The Lamentation of Venice: Hearing Shylock on Tisha B’Av

The most famous character in Shakespeare’s Merchant of Venice is not in fact the merchant, who is the ill-fated Antonio whose ships will be wrecked and whose flesh will be forfeited to a vengeful money lender.  That money lender, Shylock, is certainly the most lasting portraiture from the play, but even so, Shakespeare wrote a comedy in which a serious consequence is avoided, the villain deposed and the rest of the players go on to wed, bed, and be merry. 

Merchant of Venice is only a tragedy to someone who cares about this man’s miserable fate of being stripped of his property, forced to give up his faith and knowing that his daughter will be married and join with those who are his enemies.   Of course, for Jews, it is hard not to do precisely that and, when watching the play unfold feel like perhaps we are the only ones whose hearts arrest the moment Shylock feels the weight of his sentence and remain fixed on his terrible plight even as the comedy of wives tricking their husbands takes center stage.

That’s how I felt when I saw a production of the Merchant of Venice last Sunday and found myself leaving not only sad but, in part, angry that I watched a Jew ridiculed and condemned and worse, one whose actions were so contemptible and cruelty so blatant.  The question arose in me and as a conversation among our family: is this play toxic or sobering? Should it be performed because it highlights how destructive hatred of Jews is? Or left on the shelf because the treatment of Shylock bolsters those who indeed paint Jews as villains, motivated by greed or cruelty.  

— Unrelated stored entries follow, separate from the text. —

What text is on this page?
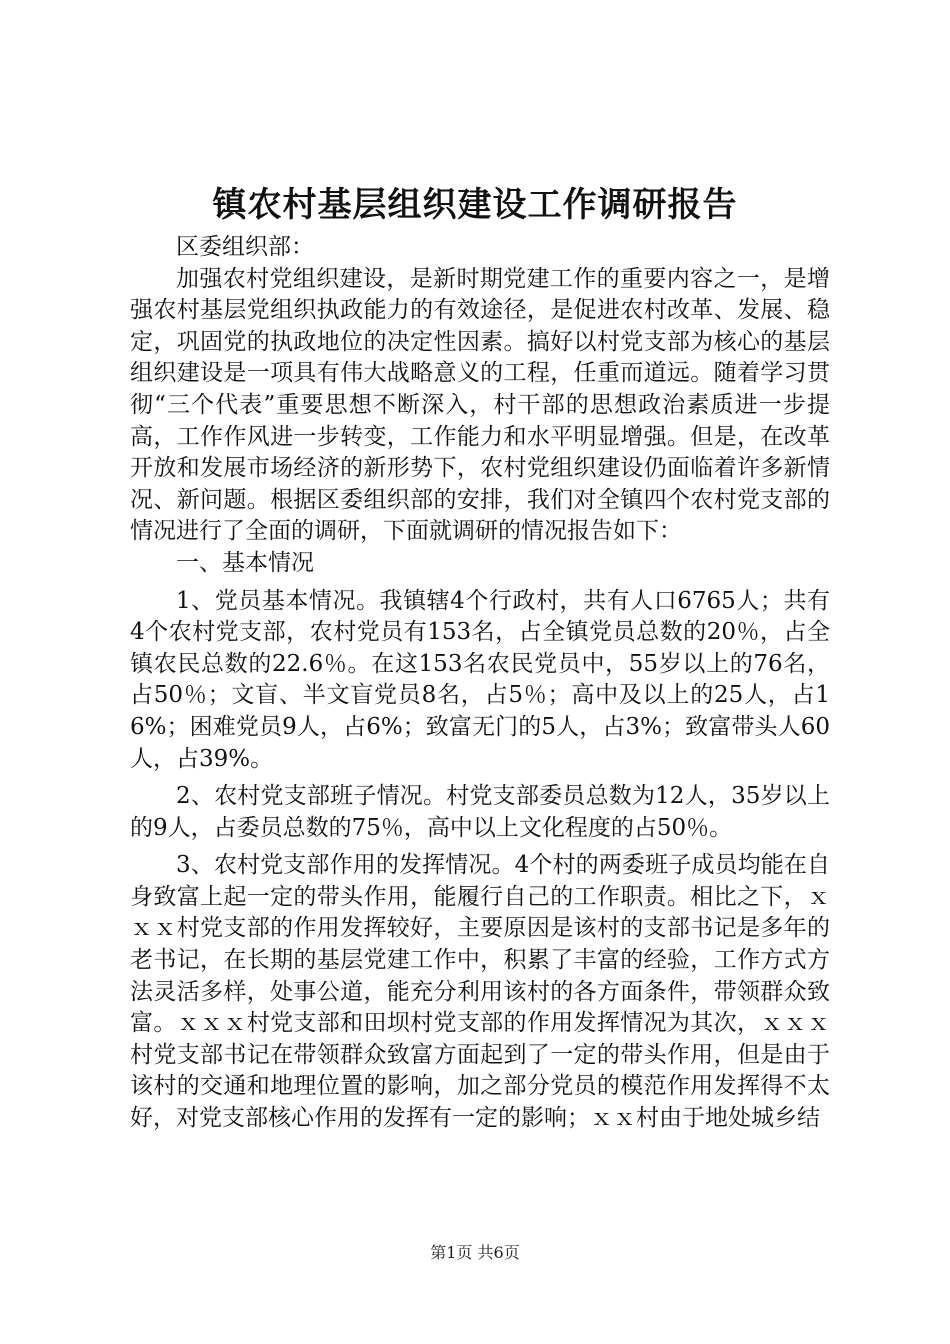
镇农村基层组织建设工作调研报告

区委组织部：

加强农村党组织建设，是新时期党建工作的重要内容之一，是增强农村基层党组织执政能力的有效途径，是促进农村改革、发展、稳定，巩固党的执政地位的决定性因素。搞好以村党支部为核心的基层组织建设是一项具有伟大战略意义的工程，任重而道远。随着学习贯彻“三个代表”重要思想不断深入，村干部的思想政治素质进一步提高，工作作风进一步转变，工作能力和水平明显增强。但是，在改革开放和发展市场经济的新形势下，农村党组织建设仍面临着许多新情况、新问题。根据区委组织部的安排，我们对全镇四个农村党支部的情况进行了全面的调研，下面就调研的情况报告如下：

一、基本情况

1、党员基本情况。我镇辖4个行政村，共有人口6765人；共有4个农村党支部，农村党员有153名，占全镇党员总数的20％，占全镇农民总数的22.6％。在这153名农民党员中，55岁以上的76名，占50％；文盲、半文盲党员8名，占5％；高中及以上的25人，占16%；困难党员9人，占6%；致富无门的5人，占3%；致富带头人60人，占39%。

2、农村党支部班子情况。村党支部委员总数为12人，35岁以上的9人，占委员总数的75％，高中以上文化程度的占50％。

3、农村党支部作用的发挥情况。4个村的两委班子成员均能在自身致富上起一定的带头作用，能履行自己的工作职责。相比之下，ｘｘｘ村党支部的作用发挥较好，主要原因是该村的支部书记是多年的老书记，在长期的基层党建工作中，积累了丰富的经验，工作方式方法灵活多样，处事公道，能充分利用该村的各方面条件，带领群众致富。ｘｘｘ村党支部和田坝村党支部的作用发挥情况为其次，ｘｘｘ村党支部书记在带领群众致富方面起到了一定的带头作用，但是由于该村的交通和地理位置的影响，加之部分党员的模范作用发挥得不太好，对党支部核心作用的发挥有一定的影响；ｘｘ村由于地处城乡结

第1页 共6页
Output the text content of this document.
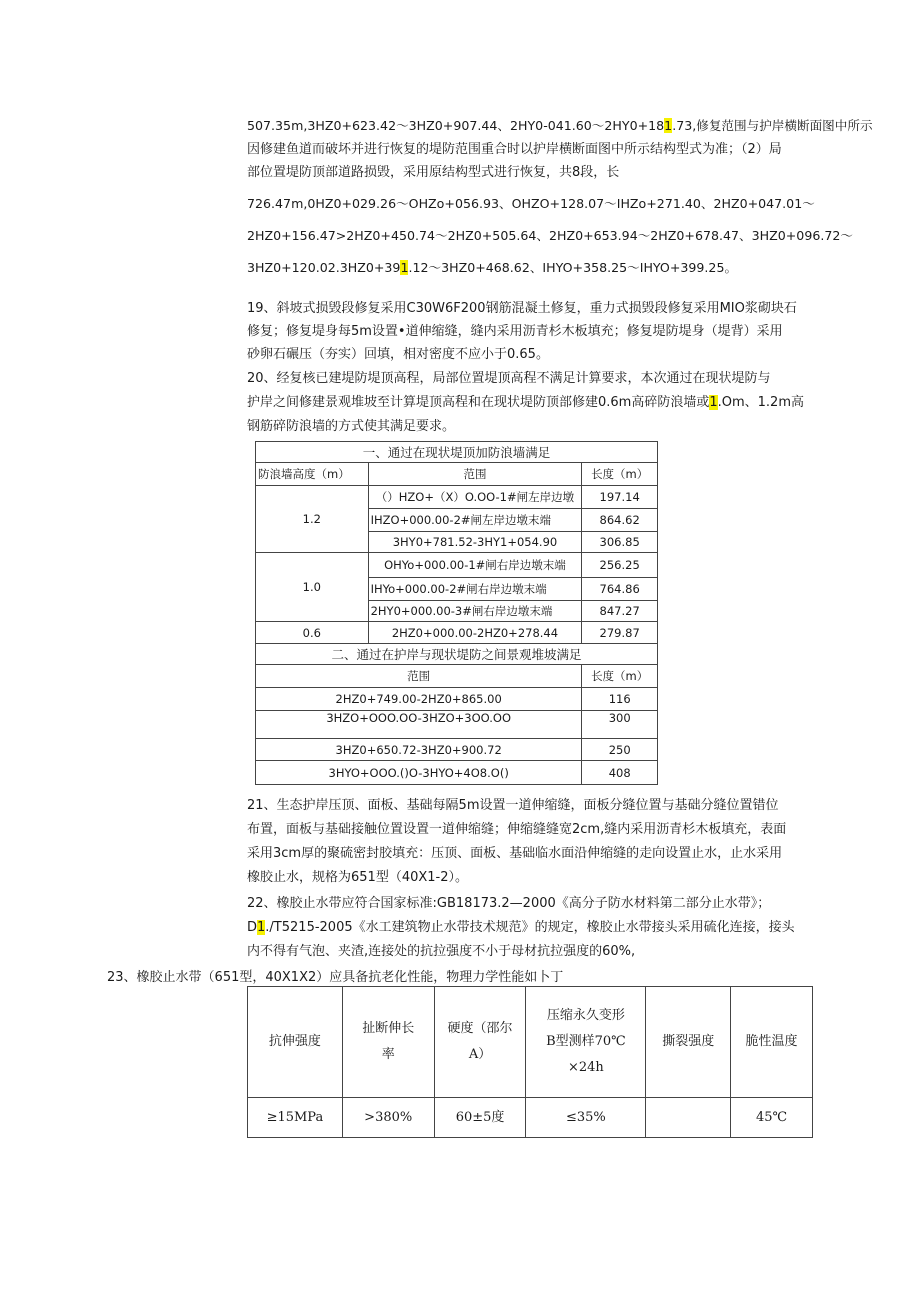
507.35m,3HZ0+623.42～3HZ0+907.44、2HY0-041.60～2HY0+181.73,修复范围与护岸横断面图中所示
因修建鱼道而破坏并进行恢复的堤防范围重合时以护岸横断面图中所示结构型式为准；（2）局
部位置堤防顶部道路损毁，采用原结构型式进行恢复，共8段，长
726.47m,0HZ0+029.26～OHZo+056.93、OHZO+128.07～IHZo+271.40、2HZ0+047.01～
2HZ0+156.47>2HZ0+450.74～2HZ0+505.64、2HZ0+653.94～2HZ0+678.47、3HZ0+096.72～
3HZ0+120.02.3HZ0+391.12～3HZ0+468.62、IHYO+358.25～IHYO+399.25。
19、斜坡式损毁段修复采用C30W6F200钢筋混凝土修复，重力式损毁段修复采用MIO浆砌块石
修复；修复堤身每5m设置•道伸缩缝，缝内采用沥青杉木板填充；修复堤防堤身（堤背）采用
砂卵石碾压（夯实）回填，相对密度不应小于0.65。
20、经复核已建堤防堤顶高程，局部位置堤顶高程不满足计算要求，本次通过在现状堤防与
护岸之间修建景观堆坡至计算堤顶高程和在现状堤防顶部修建0.6m高碎防浪墙或1.Om、1.2m高
钢筋碎防浪墙的方式使其满足要求。
一、通过在现状堤顶加防浪墙满足		
防浪墙高度（m）	范围	长度（m）
1.2	（）HZO+（X）O.OO-1#闸左岸边墩	197.14
	IHZO+000.00-2#闸左岸边墩末端	864.62
	3HY0+781.52-3HY1+054.90	306.85
1.0	OHYo+000.00-1#闸右岸边墩末端	256.25
	IHYo+000.00-2#闸右岸边墩末端	764.86
	2HY0+000.00-3#闸右岸边墩末端	847.27
0.6	2HZ0+000.00-2HZ0+278.44	279.87
二、通过在护岸与现状堤防之间景观堆坡满足		
范围		长度（m）
2HZ0+749.00-2HZ0+865.00		116
3HZO+OOO.OO-3HZO+3OO.OO		300
3HZ0+650.72-3HZ0+900.72		250
3HYO+OOO.()O-3HYO+4O8.O()		408
21、生态护岸压顶、面板、基础每隔5m设置一道伸缩缝，面板分缝位置与基础分缝位置错位
布置，面板与基础接触位置设置一道伸缩缝；伸缩缝缝宽2cm,缝内采用沥青杉木板填充，表面
采用3cm厚的聚硫密封胶填充：压顶、面板、基础临水面沿伸缩缝的走向设置止水，止水采用
橡胶止水，规格为651型（40X1-2）。
22、橡胶止水带应符合国家标准:GB18173.2—2000《高分子防水材料第二部分止水带》；
D1./T5215-2005《水工建筑物止水带技术规范》的规定，橡胶止水带接头采用硫化连接，接头
内不得有气泡、夹渣,连接处的抗拉强度不小于母材抗拉强度的60%,
23、橡胶止水带（651型，40X1X2）应具备抗老化性能，物理力学性能如卜丁
抗伸强度	扯断伸长
率	硬度（邵尔
A）	压缩永久变形
B型测样70℃
×24h	撕裂强度	脆性温度
≥15MPa	>380%	60±5度	≤35%		45℃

While the play is inextricable from its virulent antisemitism, Shylock himself speaks to the question of being human. Do we laugh along with the happy Venetians who give Shylock a lecture on mercy before exercising a devastating sentence against him based on the ruling of a fake judge or do we escape from the false choice between letter of the law and the quality of mercy to see Shylock as a victim of those who do not see him as worthy of even pity let alone compassion?  

This theme is found in the verses that are traditionally read on the day of Tisha B’Av, a day on which the people of Israel mourn the devastation of Jerusalem at the hands of the Babylonians and later the Romans.  The book of Lamentations attributed to the prophet Jeremiah cries out in anguish:        

When they heard how I was sighing,

There was none to comfort me;

All my foes heard of my plight and exulted.

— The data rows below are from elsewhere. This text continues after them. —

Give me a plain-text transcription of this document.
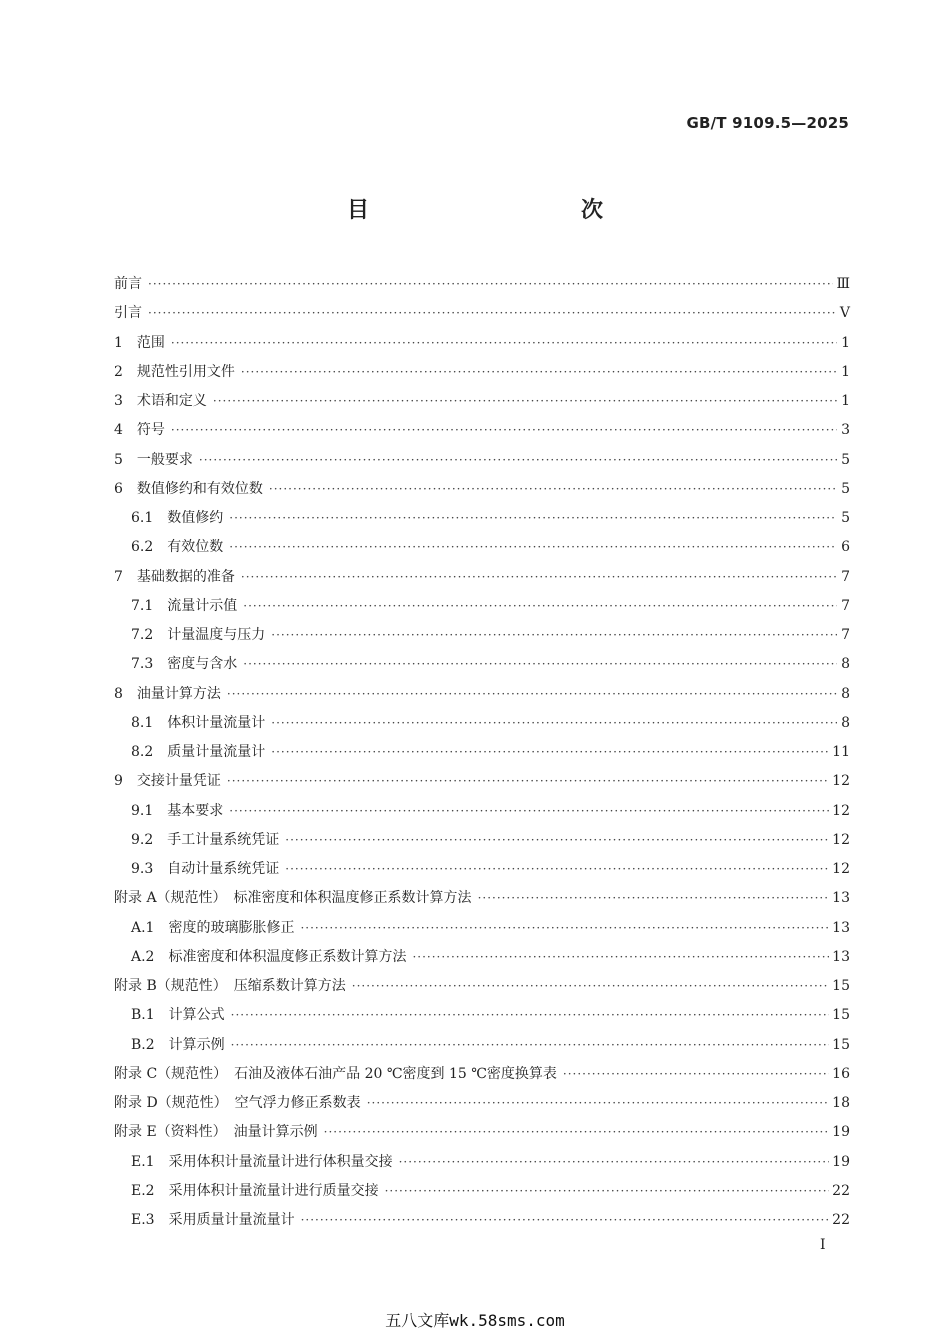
GB/T 9109.5—2025
目　　次
前言 ·····	Ⅲ
引言 ·····	Ⅴ
1　范围 ·····	1
2　规范性引用文件 ·····	1
3　术语和定义 ·····	1
4　符号 ·····	3
5　一般要求 ·····	5
6　数值修约和有效位数 ·····	5
6.1　数值修约 ·····	5
6.2　有效位数 ·····	6
7　基础数据的准备 ·····	7
7.1　流量计示值 ·····	7
7.2　计量温度与压力 ·····	7
7.3　密度与含水 ·····	8
8　油量计算方法 ·····	8
8.1　体积计量流量计 ·····	8
8.2　质量计量流量计 ·····	11
9　交接计量凭证 ·····	12
9.1　基本要求 ·····	12
9.2　手工计量系统凭证 ·····	12
9.3　自动计量系统凭证 ·····	12
附录 A（规范性）　标准密度和体积温度修正系数计算方法 ·····	13
A.1　密度的玻璃膨胀修正 ·····	13
A.2　标准密度和体积温度修正系数计算方法 ·····	13
附录 B（规范性）　压缩系数计算方法 ·····	15
B.1　计算公式 ·····	15
B.2　计算示例 ·····	15
附录 C（规范性）　石油及液体石油产品 20 ℃密度到 15 ℃密度换算表 ·····	16
附录 D（规范性）　空气浮力修正系数表 ·····	18
附录 E（资料性）　油量计算示例 ·····	19
E.1　采用体积计量流量计进行体积量交接 ·····	19
E.2　采用体积计量流量计进行质量交接 ·····	22
E.3　采用质量计量流量计 ·····	22
I
五八文库wk.58sms.com
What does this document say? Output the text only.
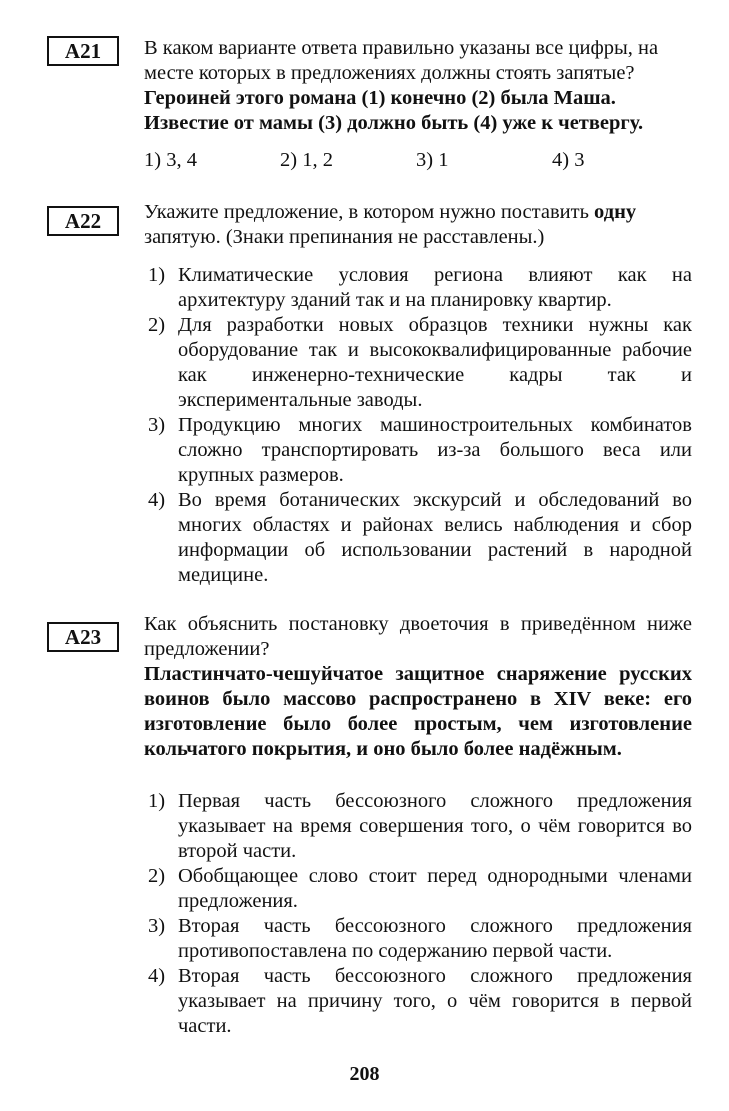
A21	В каком варианте ответа правильно указаны все цифры, на месте которых в предложениях должны стоять запятые?

Героиней этого романа (1) конечно (2) была Маша.

Известие от мамы (3) должно быть (4) уже к четвергу.

1) 3, 4	2) 1, 2	3) 1	4) 3
A22	Укажите предложение, в котором нужно поставить одну запятую. (Знаки препинания не расставлены.)

1) Климатические условия региона влияют как на архитектуру зданий так и на планировку квартир.
2) Для разработки новых образцов техники нужны как оборудование так и высококвалифицированные рабочие как инженерно-технические кадры так и экспериментальные заводы.
3) Продукцию многих машиностроительных комбинатов сложно транспортировать из-за большого веса или крупных размеров.
4) Во время ботанических экскурсий и обследований во многих областях и районах велись наблюдения и сбор информации об использовании растений в народной медицине.
A23

Как объяснить постановку двоеточия в приведённом ниже предложении?

Пластинчато-чешуйчатое защитное снаряжение русских воинов было массово распространено в XIV веке: его изготовление было более простым, чем изготовление кольчатого покрытия, и оно было более надёжным.

1) Первая часть бессоюзного сложного предложения указывает на время совершения того, о чём говорится во второй части.
2) Обобщающее слово стоит перед однородными членами предложения.
3) Вторая часть бессоюзного сложного предложения противопоставлена по содержанию первой части.
4) Вторая часть бессоюзного сложного предложения указывает на причину того, о чём говорится в первой части.
208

These words capture, not only loss and humiliation, but the vertiginous despair of having your suffering celebrated and your pain an occasion for mocking. 

The scale of destruction in Lamentations and the great calamities of Jewish history now run like rivulets of blood into the vastness of the Shoah, the mass murder of millions of Jews at the hands of the Nazis.  The Nazis unsurprisingly took up Shakespeare’s lasting calumny against Jews, making sure that Shylock’s words about the humanity of Jews were clearly meant as farce and the occasion for more derision.  How could one address the famous words “Hath not a Jew eyes…” in the face of one who seeks only to pluck them out or insist on having “hands, organs, dimensions, senses, affections, passions” when those have been rendered fodder for the enemy’s delight and fuel for their insatiable furnaces?

As Tisha B’Av approached last week, once more we allowed ourselves to sit with these horrific and searing questions, not to attempt to answer them but to make space for the pain that attends them.   Perhaps in this season known as “between the narrow straits” Shylock can speak to us after all.  Not as a pathetic reminder of being hated and outcast, but as an enduring recognition that indeed the plight of this person and his people is recorded and his Lamentation echoes in all who are treated with cruelty and ridicule.  While others may laugh and mock them, we hear their voices and take up their cause, even as they are forced off the stage.